The traditional arms of Ptolemides guardians is a full helm with cheek and noseguard; a breastplate of steel and shield of embossed wood and leather with a bronze edge. An armored skirt is worn and greaves that protect from ankle to knee. The ancient short-spear suitable for thrusting or throwing and a short-sword are the normal armaments for a Ptolemides guardsman. Some short-bows are still in use but the crossbow was introduced to the city in past years and the guardsmen took to its use immediately, both light and heavy cross bows are used,.

The basic patrol group is a 'Hand' of five guardsmen. One experienced guard in charge with one veteran and a mix of three green recruits or city reserves. The green recruits gain experience in the city and once they become veterans join the patrols that march or ride outside the walls if needed. Reserve guardsmen serve for several weeks a year as their work permits but a good excuse is needed if they don't answer a summons to duty.


Green recruits are chosen at the age of 16 (men and women) and may serve as guardsmen all their useful lives. Those who are trained as reserves also begin their training and selection at age 16 but are generally not called upon past the age 40. Both male and female Hellenes serve in the guard and are trained as reserves.

Wednesday, July 9, 2014

Which Goblin do you prefer?




As I was scanning through ebay I came across an auction for the Pathfinder Goblin Miniatures and I was struck by their resemblance to the evil Gremlins from the unfortunate movie of the same name. While I only use 1e AD&D with decades of houserules I do scavenge through any module, supplement or setting that I can find for ideas as well as maps and illustrations.

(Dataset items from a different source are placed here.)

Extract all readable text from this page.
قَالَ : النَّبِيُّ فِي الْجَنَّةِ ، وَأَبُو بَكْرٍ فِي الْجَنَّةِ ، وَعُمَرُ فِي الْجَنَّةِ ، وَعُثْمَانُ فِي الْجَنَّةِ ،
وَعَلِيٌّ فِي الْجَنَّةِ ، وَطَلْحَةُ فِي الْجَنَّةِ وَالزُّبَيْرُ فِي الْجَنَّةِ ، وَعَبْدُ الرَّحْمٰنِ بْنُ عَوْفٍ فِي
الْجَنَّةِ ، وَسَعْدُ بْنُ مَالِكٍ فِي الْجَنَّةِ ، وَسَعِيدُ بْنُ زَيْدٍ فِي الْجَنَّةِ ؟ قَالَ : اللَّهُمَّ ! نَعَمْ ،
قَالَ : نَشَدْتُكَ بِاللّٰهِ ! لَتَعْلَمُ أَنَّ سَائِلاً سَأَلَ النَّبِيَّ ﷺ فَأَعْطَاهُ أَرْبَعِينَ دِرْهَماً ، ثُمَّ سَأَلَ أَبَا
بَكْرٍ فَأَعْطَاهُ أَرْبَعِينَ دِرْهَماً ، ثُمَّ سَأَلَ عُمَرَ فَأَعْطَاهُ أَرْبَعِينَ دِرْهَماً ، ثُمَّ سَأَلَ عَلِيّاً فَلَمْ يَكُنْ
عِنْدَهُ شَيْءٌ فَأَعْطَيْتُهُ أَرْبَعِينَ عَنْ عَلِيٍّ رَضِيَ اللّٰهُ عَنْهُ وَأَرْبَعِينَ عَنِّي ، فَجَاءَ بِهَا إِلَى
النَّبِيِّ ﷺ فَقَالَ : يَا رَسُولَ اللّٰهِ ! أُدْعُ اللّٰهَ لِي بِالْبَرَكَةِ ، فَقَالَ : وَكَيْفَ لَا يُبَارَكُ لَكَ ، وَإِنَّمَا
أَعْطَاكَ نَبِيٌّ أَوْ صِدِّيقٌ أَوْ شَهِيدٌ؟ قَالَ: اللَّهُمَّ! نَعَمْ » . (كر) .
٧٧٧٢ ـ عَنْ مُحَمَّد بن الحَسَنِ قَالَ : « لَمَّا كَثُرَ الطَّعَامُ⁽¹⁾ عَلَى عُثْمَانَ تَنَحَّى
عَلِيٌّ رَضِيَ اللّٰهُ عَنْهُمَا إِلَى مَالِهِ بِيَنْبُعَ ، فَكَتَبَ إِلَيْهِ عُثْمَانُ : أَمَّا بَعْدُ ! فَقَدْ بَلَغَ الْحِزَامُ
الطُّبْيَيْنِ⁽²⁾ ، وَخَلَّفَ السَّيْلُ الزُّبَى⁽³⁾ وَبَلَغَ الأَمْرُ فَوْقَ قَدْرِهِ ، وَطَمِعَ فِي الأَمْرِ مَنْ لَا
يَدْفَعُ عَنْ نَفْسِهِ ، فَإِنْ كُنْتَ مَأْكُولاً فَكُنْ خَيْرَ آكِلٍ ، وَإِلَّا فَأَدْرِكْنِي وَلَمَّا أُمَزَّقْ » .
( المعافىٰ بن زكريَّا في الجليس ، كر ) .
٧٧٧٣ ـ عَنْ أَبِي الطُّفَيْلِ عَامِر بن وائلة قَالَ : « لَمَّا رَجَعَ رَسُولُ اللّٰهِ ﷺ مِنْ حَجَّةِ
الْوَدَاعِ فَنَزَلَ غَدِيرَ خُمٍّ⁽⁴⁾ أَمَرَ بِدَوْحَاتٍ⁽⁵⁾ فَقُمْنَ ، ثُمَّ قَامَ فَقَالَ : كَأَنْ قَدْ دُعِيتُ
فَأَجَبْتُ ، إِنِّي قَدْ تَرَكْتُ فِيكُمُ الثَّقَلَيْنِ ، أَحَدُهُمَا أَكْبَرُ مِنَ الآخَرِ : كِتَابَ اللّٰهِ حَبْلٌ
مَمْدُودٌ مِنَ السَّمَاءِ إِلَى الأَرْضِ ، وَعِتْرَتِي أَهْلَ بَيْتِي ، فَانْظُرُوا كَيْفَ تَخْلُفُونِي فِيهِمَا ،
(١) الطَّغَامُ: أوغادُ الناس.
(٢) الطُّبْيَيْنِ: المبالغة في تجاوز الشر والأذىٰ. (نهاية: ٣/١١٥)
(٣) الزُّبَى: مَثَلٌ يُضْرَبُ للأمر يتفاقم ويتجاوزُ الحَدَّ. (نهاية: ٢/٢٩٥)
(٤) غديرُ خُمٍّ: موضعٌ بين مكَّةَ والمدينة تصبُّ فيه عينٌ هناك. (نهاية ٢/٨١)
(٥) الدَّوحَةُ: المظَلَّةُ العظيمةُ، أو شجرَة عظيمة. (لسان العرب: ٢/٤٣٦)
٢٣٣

Illustrations are worth more than modules for me because I can come up with adventures for myself but I can't draw worth a damn. I've always appreciated Paizo products for their illustration (and map) rich products.

Seeing their take on Goblins I loved the illustrations but not as Goblins. For me Trampier set Goblins in my mind as small but sturdy creatures, cunning, tenacious and given to using armor and weapons. The Pathfinder Goblins seem more like vicious caricatures of a traditional Goblin. Since I enjoyed the illustrations of the many and varied Paizo Goblins I've liberated for my own campaign as a parasitic Goblin-like race called the Manok or in Common the Manic. They are 1/2HD creatures but many gain levels as fighters, thieves and shaman.